Ramming the limo into Park, Chase unbuckled his seat belt, spun and jammed his torso through the small opening. He reached for Michaels and snagged the collar of his tux. Cursing, the man scrambled back, grappling for his weapon. He tried to get off a shot, but Chase shoved his arm and the bullet went wide, blowing a hole the size of his thumb through the roof.
"Now that wasn't very nice," Chase growled through clenched teeth.
"Maybe I want you to be alive when we kill her," the man snarled.
The man had to be referring to Lily. Panic gripped Chase. Was this thug planning to use her to get to him? The thought of some goon hurting her in the name of revenge made him break a cold sweat.
Too late, he saw the gun come up. He reached for the muzzle to deflect it, but because of his awkward position, he wasn't fast enough. A second gunshot rent the night. The bullet struck his arm like a five-hundred-degree baseball bat slamming a home run. But he didn't have time to feel the high-voltage shock of pain. The son of a bitch was already lining up for another shot.

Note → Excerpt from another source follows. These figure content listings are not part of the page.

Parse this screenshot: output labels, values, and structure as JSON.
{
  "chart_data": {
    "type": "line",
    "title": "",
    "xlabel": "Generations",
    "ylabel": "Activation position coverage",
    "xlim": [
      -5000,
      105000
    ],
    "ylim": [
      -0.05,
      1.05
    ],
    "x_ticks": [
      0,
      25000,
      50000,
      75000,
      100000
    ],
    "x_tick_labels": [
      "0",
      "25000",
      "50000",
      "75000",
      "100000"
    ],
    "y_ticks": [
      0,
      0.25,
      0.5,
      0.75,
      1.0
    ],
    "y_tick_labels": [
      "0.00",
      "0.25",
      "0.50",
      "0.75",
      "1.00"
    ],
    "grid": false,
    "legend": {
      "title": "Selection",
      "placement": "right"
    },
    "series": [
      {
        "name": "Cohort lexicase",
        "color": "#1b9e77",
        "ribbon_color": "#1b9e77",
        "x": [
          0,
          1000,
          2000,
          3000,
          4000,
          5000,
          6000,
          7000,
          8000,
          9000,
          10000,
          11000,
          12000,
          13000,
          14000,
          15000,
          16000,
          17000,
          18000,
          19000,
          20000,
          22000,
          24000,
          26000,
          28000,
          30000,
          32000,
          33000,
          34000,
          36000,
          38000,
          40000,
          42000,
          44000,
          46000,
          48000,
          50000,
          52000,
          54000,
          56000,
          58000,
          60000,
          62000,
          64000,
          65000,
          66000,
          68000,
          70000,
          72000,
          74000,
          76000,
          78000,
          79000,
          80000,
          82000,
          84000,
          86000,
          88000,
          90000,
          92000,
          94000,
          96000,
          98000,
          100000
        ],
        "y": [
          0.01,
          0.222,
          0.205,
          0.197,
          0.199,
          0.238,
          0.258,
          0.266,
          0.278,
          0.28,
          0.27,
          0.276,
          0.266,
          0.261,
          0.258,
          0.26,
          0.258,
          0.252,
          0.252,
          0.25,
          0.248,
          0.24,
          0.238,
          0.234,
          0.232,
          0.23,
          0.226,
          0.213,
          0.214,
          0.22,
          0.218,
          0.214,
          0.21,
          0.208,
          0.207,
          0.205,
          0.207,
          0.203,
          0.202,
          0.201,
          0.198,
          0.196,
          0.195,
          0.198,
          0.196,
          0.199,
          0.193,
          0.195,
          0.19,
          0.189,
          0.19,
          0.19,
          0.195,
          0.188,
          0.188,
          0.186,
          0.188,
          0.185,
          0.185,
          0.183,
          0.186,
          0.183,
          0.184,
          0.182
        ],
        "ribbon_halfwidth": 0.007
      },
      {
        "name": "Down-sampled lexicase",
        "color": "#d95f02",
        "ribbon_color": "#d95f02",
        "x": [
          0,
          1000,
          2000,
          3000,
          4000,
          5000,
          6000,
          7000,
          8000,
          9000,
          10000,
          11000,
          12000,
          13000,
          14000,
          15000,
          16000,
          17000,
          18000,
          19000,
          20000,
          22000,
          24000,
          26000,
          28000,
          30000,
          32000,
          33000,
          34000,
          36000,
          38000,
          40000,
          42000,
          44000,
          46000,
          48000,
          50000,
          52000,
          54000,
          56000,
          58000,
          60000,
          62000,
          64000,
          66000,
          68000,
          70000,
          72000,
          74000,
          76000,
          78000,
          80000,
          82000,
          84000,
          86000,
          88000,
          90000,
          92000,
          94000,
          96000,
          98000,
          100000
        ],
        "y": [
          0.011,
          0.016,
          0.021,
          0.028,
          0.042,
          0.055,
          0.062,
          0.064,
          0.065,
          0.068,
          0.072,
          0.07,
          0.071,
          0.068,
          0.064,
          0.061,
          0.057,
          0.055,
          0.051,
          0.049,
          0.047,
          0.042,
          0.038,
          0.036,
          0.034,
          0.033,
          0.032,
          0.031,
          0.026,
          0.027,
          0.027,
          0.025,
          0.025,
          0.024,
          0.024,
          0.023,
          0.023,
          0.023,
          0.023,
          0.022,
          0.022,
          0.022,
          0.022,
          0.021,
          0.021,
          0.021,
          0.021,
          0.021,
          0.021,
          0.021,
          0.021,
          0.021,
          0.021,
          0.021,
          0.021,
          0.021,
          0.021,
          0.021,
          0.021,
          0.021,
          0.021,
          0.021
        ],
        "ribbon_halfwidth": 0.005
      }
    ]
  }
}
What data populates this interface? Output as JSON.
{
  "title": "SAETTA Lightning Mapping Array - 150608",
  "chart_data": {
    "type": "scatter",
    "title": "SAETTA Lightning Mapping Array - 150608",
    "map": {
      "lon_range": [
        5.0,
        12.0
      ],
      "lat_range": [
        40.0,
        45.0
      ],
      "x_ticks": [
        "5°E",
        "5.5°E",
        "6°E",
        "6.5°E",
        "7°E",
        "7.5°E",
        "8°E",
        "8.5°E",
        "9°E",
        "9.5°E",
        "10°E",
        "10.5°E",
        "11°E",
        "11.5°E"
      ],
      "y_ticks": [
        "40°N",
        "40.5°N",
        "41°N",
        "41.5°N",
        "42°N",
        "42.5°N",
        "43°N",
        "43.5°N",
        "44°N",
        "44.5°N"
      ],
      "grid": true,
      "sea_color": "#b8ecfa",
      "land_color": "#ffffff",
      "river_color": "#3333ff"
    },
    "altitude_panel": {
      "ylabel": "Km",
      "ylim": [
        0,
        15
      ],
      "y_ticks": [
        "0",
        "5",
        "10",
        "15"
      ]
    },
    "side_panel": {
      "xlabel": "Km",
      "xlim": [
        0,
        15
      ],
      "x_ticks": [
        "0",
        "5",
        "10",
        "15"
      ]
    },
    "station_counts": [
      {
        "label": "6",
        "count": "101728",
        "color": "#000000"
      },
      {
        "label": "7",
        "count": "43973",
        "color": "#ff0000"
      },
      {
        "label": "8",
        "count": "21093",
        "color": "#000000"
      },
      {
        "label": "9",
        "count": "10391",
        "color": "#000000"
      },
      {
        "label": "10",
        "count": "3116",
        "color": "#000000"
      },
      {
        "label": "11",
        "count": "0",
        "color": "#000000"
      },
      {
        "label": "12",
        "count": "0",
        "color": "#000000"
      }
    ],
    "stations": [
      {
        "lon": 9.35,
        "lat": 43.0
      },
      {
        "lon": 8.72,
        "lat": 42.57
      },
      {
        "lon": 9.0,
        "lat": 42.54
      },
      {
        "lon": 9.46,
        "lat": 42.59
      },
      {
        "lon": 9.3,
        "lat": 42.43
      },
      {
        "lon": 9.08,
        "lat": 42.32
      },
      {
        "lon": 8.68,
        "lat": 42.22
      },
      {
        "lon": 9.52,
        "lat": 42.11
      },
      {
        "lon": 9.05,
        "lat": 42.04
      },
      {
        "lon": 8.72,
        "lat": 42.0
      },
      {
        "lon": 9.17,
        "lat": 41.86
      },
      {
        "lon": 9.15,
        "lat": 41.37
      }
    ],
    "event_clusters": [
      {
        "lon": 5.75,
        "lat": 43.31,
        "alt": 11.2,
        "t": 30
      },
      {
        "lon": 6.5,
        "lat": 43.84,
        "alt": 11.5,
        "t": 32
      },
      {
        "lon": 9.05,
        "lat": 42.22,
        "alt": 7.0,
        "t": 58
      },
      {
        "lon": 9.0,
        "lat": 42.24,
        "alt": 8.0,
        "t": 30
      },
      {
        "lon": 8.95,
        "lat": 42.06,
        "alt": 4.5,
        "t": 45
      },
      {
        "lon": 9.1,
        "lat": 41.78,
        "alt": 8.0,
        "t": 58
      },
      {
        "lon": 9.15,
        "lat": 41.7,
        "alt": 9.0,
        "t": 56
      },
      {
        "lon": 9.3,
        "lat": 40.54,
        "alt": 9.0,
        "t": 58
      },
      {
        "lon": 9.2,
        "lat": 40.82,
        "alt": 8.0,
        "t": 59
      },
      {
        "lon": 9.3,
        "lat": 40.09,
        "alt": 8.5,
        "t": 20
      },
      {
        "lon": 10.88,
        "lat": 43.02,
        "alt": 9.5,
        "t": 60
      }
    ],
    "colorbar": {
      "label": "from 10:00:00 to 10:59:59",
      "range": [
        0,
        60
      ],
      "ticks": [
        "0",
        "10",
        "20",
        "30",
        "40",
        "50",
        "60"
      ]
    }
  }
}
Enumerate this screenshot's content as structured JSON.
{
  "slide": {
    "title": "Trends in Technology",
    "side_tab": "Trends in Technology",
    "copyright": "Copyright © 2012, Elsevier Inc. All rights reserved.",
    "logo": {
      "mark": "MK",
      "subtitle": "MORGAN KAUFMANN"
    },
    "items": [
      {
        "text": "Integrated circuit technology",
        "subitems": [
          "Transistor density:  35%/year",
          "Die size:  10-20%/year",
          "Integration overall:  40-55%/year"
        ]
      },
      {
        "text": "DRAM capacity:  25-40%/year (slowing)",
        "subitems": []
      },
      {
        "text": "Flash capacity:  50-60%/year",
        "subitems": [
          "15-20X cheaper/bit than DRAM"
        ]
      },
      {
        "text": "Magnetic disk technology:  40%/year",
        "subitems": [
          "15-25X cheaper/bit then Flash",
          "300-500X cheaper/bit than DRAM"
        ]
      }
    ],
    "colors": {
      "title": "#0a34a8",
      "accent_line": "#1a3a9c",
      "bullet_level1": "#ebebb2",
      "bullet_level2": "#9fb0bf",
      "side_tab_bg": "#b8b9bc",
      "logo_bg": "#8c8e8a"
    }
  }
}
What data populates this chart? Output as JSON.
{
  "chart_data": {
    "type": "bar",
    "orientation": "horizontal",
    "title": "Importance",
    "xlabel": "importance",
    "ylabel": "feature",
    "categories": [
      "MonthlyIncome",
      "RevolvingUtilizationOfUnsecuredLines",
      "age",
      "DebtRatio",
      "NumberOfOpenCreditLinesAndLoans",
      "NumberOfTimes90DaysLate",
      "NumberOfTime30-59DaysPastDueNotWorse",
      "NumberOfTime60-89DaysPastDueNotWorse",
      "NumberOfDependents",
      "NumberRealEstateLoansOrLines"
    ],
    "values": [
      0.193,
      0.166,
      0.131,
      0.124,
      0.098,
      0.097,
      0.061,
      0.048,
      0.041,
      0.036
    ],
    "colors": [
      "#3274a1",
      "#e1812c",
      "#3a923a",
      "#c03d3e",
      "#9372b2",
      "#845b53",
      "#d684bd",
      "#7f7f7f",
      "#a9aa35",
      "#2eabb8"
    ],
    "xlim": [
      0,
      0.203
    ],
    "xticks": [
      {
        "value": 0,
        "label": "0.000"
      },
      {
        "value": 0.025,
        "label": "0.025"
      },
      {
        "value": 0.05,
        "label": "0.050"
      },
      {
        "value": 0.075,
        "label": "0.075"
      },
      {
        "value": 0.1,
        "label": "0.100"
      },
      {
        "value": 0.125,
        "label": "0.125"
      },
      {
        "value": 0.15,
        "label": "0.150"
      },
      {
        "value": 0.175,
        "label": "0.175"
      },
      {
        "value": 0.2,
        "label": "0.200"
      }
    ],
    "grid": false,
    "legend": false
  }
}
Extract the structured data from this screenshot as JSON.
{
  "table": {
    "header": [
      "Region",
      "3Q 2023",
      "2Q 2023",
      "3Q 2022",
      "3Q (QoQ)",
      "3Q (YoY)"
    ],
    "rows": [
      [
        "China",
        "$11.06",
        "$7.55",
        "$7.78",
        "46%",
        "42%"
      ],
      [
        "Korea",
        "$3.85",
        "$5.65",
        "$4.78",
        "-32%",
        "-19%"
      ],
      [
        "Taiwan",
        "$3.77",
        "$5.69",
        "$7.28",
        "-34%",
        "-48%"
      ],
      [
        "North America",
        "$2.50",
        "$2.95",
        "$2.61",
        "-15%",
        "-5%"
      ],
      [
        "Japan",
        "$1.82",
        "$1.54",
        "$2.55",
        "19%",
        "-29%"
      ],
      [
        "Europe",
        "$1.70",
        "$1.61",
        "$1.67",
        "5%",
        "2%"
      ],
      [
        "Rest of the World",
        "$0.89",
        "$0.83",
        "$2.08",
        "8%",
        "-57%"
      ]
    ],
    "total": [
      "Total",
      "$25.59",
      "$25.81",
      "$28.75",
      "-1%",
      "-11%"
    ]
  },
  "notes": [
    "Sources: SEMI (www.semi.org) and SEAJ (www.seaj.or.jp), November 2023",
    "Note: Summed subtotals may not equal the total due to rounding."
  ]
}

Pulling away, Chase shoved the gearshift into Drive and floored the accelerator. The limo jumped forward like a big predator. The engine roared, the RPMs redlining. Chase cut the wheel. The front quarter panel clipped a streetlight. The limo spun. Chase saw the man slide across the backseat and crash into the door. Jamming the limo into Reverse, he hit the gas. The vehicle shot backward like a racehorse out of the gate and slammed into a parked car hard enough to whip his skull against the headrest.
Knowing this was probably his last chance to gain control of the situation, he reached for his own weapon beneath his seat and swung open the door. By the time he was out and had yanked open the passenger door, Michaels had slipped out the opposite side.
"Halt!" Assuming a shooter's stance, Chase took aim over the limo's roof and fired off three shots. But the man moved too fast, darting around cars and through the crowd. Within seconds, darkness swallowed him.
Chase stood trembling, wondering what the hell had just happened. The pain in his arm snapped him back to the situation at hand. He glanced down, saw blood soaking his sleeve.
"Damn," he muttered. "Ruined my best shirt." But his mind churned with the threats the man had made.
I want you to be alive when we kill her.
The words echoed in his head like some terrible mantra. He hadn't mentioned a name, but Chase knew the bastard was talking about Lily.
Jerking open the door, he slid behind the wheel. The engine had died. He turned the key and pumped the gas, but the motor only wheezed like a sick cow. Frustrated and more scared than he'd been in a very long time, he rapped his palm hard against the wheel.
"You picked a hell of a time to let me down, Irma." Chase threw open the door. Ignoring the blare of horns and throngs of stranded motorists, he broke into a dead run toward the only woman he'd ever loved.